A Very Jerry Brown Defense of Due Process

The Sacramento statehouse, according to conventional wisdom, is a bellwether for social policies that soon sweep the nation. This week, Gov. Jerry Brown vetoed the legislature’s attempt to give Obama-era Title IX guidance the force of law that it never had nationally.

For opponents of the former guidance—and lovers of the rule of law—Monday’s veto came as a welcome relief. For those who know Gov. Brown, his reluctance to codify rescinded federal guidance was hardly a surprise. While he did sign a 2014 bill requiring California schools to teach “affirmative consent,” restraining an activistic legislature is more Brown’s historic style. “He has not agreed with all of the anti-Trump bills the legislature has done this year,” notes Chris Micheli, a seasoned Sacramento lobbyist. Brown, who recently vetoed a bill to forbid smoking on public beaches, “generally does not like new bills on crime,” he added.

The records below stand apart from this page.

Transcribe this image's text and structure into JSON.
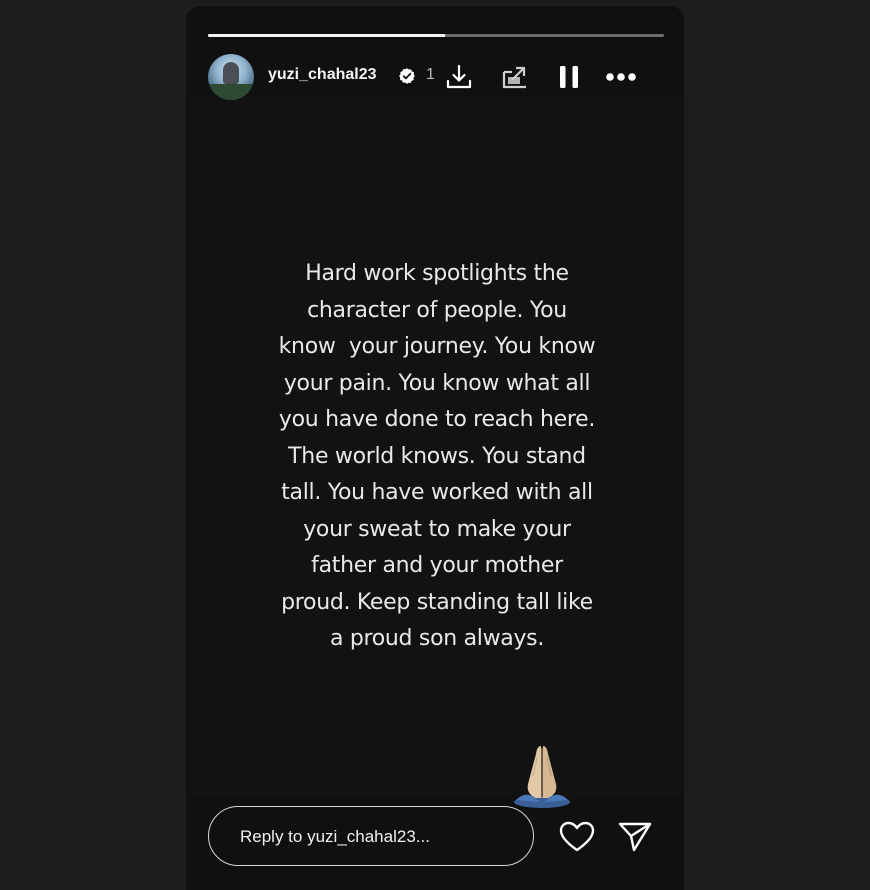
{
  "story": {
    "progress": 0.52,
    "user": {
      "username": "yuzi_chahal23",
      "verified": true,
      "time": "1"
    },
    "header_icons": [
      "download-icon",
      "save-to-device-icon",
      "pause-icon",
      "more-options-icon"
    ],
    "text": "Hard work spotlights the character of people. You know  your journey. You know your pain. You know what all you have done to reach here. The world knows. You stand tall. You have worked with all your sweat to make your father and your mother proud. Keep standing tall like a proud son always.",
    "text_lines": [
      "Hard work spotlights the",
      "character of people. You",
      "know  your journey. You know",
      "your pain. You know what all",
      "you have done to reach here.",
      "The world knows. You stand",
      "tall. You have worked with all",
      "your sweat to make your",
      "father and your mother",
      "proud. Keep standing tall like",
      "a proud son always."
    ],
    "sticker": "folded-hands-emoji"
  },
  "reply": {
    "placeholder": "Reply to yuzi_chahal23..."
  },
  "actions": [
    "like-icon",
    "share-icon"
  ],
  "colors": {
    "background": "#1d1d1e",
    "story_bg": "#101010",
    "text": "#e9e9e9",
    "verified_badge": "#ffffff"
  }
}
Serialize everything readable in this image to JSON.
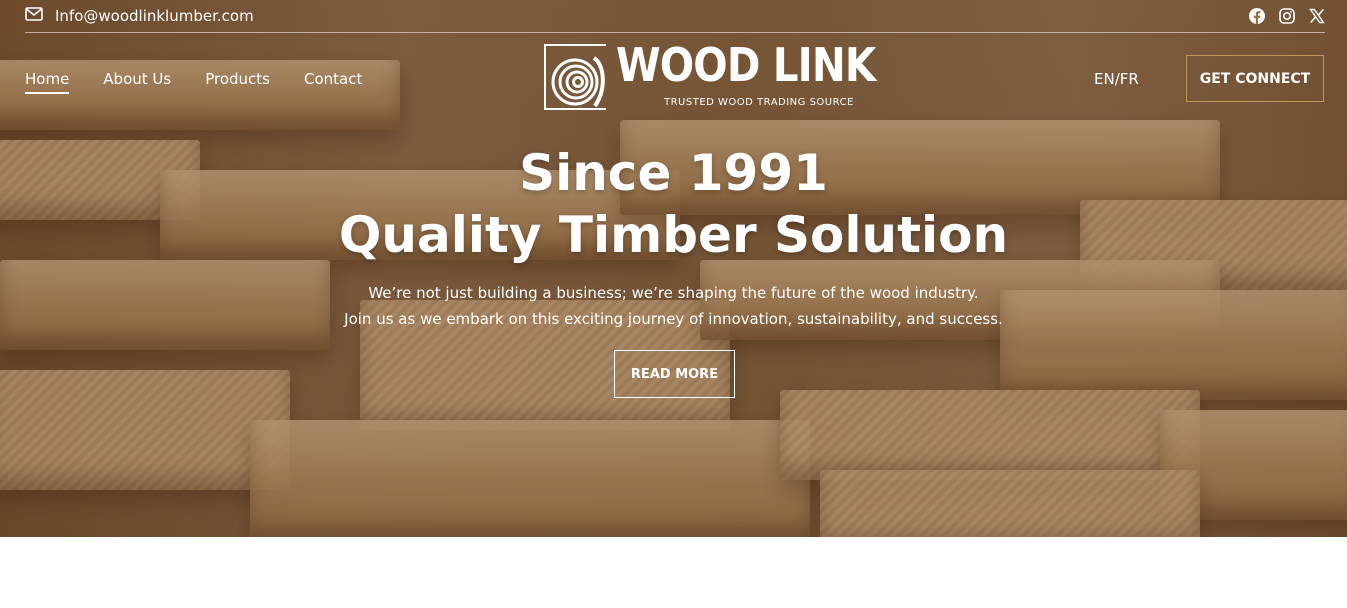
{
  "topbar": {
    "email": "Info@woodlinklumber.com",
    "social_icons": [
      "facebook-icon",
      "instagram-icon",
      "x-icon"
    ]
  },
  "nav": {
    "items": [
      {
        "label": "Home",
        "active": true
      },
      {
        "label": "About Us",
        "active": false
      },
      {
        "label": "Products",
        "active": false
      },
      {
        "label": "Contact",
        "active": false
      }
    ]
  },
  "logo": {
    "name": "WOOD LINK",
    "tagline": "TRUSTED WOOD TRADING SOURCE"
  },
  "header": {
    "language": "EN/FR",
    "cta_label": "GET CONNECT"
  },
  "hero": {
    "line1": "Since 1991",
    "line2": "Quality Timber Solution",
    "sub1": "We’re not just building a business; we’re shaping the future of the wood industry.",
    "sub2": "Join us as we embark on this exciting journey of innovation, sustainability, and success.",
    "button_label": "READ MORE"
  },
  "colors": {
    "cta_border": "#c4935a",
    "text": "#ffffff"
  }
}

“This veto reflects his governing style because he respects individual rights,” says Micheli, who pins the governor’s opposition on the due process concerns common to Title IX dissenters. Indeed, Brown’s statement seems almost to crib DeVos’s cracker-jack speech writing staff: “Thoughtful legal minds have increasingly questioned whether federal and state actions to prevent and redress sexual harassment and assault—well-intentioned as they are—have also unintentionally resulted in some colleges’ failure to uphold due process for accused students,” he wrote.

Brown’s decision to await forthcoming replacement rules from the Department of Education, while not an outright rejection of the Obama administration’s Title IX regime, diverges from the Democratic party’s progressive/authoritarian wing, most notably 32 U.S. senators from Kirsten Gillibrand to Bernie Sanders urging the old rules’ reinstatement.

Sacramento started scrambling to codify the controversial rules when Betsy DeVos announced she would rescind the 2011 “Dear Colleague Letter” and subsequent Obama administration directives in September. Under SB 169, the Obama-era guidance would still apply in the Golden State.

University of California chancellor Janet Napolitano—who criticized the Title IX regime as recently as 2015—endorsed the legislation in a letter that referred to “unwelcome changes in federal guidance” and pledged unfaltering commitment to the spirit of the rescinded rules. (She does not support tightening oversight of the UC system in areas other than sexual assault adjudication, as the San Diego Union-Tribune notes this legislative season.)

While Napolitano has morphed from a scholarly Title IX skeptic to a “Resistance”-ready activist on the issue, the mandatory model for on-campus sexual misconduct investigation has faced mounting legal scrutiny from all sides. Brown’s veto belongs to this promising trend, says Andrew Miltenberg, a prominent attorney for accused students. “I think he played it down the middle and will look instead to follow the DOE’s ultimate guidance,” he tells me. But for those who’d come close to giving up on pragmatic reform, a liberal democrat playing it down-the-middle on Title IX is more momentous than it may sound. “To the extent that he did not merely rubber stamp the legislature’s attempt to solidify Obama-era Title IX rules for California,” Miltenberg adds, “it is part of a step toward a rational centrist shift among legally literate leaders on this issue.”

With the department’s recent rescission came a set of interim guidelines to direct campus procedures in the meantime. These guidelines—placeholder rules while we wait, not long now, for the Department’s proposed replacement guidance to come before public notice and comment—are a taste of what’s to come, in that they conservatively corrected the most egregious injustices.

With formal replacement rules still to be determined, leading Title IX consultant Brett Sokolow points out, we see the governor merely choosing to stay the status quo. “It’s just a pragmatic decision not to set California on a collision course with whatever OCR may do in issuing guidance by 2019 or so,” says. He credits Brown with the foresight not to pit California against the federal government: “Why set up a potential conflict that can be avoided by waiting?”

But the opposition isn’t finished, he adds. “You can expect to see this raised in California again, perhaps with greater momentum.” And it’s not just the opposition weighing its options. “The Governor left the door open,” statehouse whisperer Chris Micheli also noted. “He will convene a working group, and he wants to better understand the laws and procedures in effect at the state and federal levels and how they interact.” Brown’s veto letter to the legislature outlines his intention to study what’s at stake. It’s a cautious, fair-minded answer to an often emotionally-clouded problem—an answer for which Cynthia Garrett, a California attorney who advocates for accused students, admits, “I was not hopeful.”

Brown’s veto is cause for cautious optimism, she says, after an uphill campaign against SB 169. “For a liberal governor of one of the most liberal states in the U.S. to veto a bill attempting to codify Obama-era Title IX sexual misconduct guidance indicates a shift in public perception of the dominant narrative that it is necessary to protect women from sexual offenses at all costs”—a narrative that many thought would never waver. Well-versed in the inconvertible bias against her clients, Garrett knew better than to expect that—if only for the time being—fairness would prevail in California, of all palces. She was pleasantly surprised.